Footnotes can be a beautiful thing. If you look at the bottom of the page in the Bible, you will find the “den of robbers” reference goes back to the seventh chapter of Jeremiah. In this passage, God sends the prophet to stand at the gate of the Temple. Here is a sample of what Jeremiah said to the people that day:
“This is what the Lord Almighty, the God of Israel, says: Reform your ways and your actions, and I will let you live in this place. Do not trust in deceptive words and say, ‘This is the temple of the Lord, the temple of the Lord, the temple of the Lord!’ If you really change your ways and your actions and deal with each other justly, if you do not oppress the alien, the fatherless or the widow and do not shed blood in this place, and if you do not follow other gods to your own harm, then I will let you live in this place, in the land I gave your forefathers for ever and ever....Has this house, which bears my Name, become a den of robbers to you?” (Jeremiah 7:3-7,11)

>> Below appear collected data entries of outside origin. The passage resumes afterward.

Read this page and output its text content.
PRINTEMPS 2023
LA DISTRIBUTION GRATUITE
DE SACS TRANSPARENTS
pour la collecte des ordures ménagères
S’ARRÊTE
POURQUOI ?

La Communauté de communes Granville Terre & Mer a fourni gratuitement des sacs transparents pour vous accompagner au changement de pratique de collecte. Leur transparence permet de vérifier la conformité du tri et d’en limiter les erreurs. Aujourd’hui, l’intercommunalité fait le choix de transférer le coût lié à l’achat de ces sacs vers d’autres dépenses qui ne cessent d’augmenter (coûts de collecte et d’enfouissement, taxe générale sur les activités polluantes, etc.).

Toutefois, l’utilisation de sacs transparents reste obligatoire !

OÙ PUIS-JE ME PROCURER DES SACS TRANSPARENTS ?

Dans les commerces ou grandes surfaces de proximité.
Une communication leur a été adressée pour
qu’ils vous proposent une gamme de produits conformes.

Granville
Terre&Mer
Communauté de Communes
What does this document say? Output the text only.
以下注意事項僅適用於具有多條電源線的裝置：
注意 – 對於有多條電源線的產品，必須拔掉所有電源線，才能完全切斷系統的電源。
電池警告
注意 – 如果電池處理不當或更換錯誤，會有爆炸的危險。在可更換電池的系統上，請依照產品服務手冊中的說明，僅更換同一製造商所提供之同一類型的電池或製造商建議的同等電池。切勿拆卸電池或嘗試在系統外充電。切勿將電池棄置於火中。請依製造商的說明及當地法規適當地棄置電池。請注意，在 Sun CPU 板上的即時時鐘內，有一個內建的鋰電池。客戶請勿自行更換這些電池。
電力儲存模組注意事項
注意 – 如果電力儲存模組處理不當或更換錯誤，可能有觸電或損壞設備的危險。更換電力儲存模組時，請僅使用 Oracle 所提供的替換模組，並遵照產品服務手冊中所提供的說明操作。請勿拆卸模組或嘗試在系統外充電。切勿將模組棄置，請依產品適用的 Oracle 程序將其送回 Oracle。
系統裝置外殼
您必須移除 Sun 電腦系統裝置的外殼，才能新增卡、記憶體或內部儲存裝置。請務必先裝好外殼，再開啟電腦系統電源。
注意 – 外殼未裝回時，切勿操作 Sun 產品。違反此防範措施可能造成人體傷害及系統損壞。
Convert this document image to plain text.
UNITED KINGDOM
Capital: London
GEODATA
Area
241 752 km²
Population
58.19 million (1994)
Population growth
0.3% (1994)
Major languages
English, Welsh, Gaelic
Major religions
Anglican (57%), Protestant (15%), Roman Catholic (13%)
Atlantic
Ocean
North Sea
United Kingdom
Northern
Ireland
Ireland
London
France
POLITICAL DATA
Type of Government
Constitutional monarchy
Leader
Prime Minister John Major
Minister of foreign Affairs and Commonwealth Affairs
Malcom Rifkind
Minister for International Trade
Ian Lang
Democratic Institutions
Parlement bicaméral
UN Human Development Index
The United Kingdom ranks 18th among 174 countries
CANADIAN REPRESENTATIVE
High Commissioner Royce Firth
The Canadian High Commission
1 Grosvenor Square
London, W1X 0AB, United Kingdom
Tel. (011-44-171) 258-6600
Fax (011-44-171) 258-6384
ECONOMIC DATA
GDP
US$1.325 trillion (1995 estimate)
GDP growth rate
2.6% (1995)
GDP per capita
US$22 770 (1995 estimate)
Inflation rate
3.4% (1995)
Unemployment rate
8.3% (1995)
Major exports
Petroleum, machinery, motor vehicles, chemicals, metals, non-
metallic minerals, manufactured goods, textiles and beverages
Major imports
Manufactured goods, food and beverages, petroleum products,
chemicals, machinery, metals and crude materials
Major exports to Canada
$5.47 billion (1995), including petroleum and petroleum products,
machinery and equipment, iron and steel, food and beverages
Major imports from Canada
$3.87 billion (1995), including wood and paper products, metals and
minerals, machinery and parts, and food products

Jesus was not one to drop references just to be trendy, which should make us wonder if the point is not simply selling stuff in the Temple.
The people are selling out.
In Jeremiah’s day, the people were doing whatever they saw fit: dealing with each other unjustly, oppressing the vulnerable around them, killing, going after other gods, etc. But the people felt okay because they still went to Temple. After all, the Sabbath (or Sunday) is the only time God pays attention. Right?
The people were out of sync with God and just going to Temple didn’t fix things. They were trusting in deceptive words. Jesus saw the same types of people that Jeremiah saw and it lit a fire in him.
It makes you wonder what would happen if Jesus came to one of our churches today. Would he turn over the tables all over again? We often think we are safe or on God’s side just because we’re in a building with a steeple. But we should look at this story and ask us ourselves some tough questions.
Are we doing what God asks of us or are we merely trusting deceptive words?
Grace, atonement, and redemption are themes of this week. But there is also this stark warning against shallow religion. We can’t sell out. May Jesus turning over tables be remembered alongside the other images of Holy Week.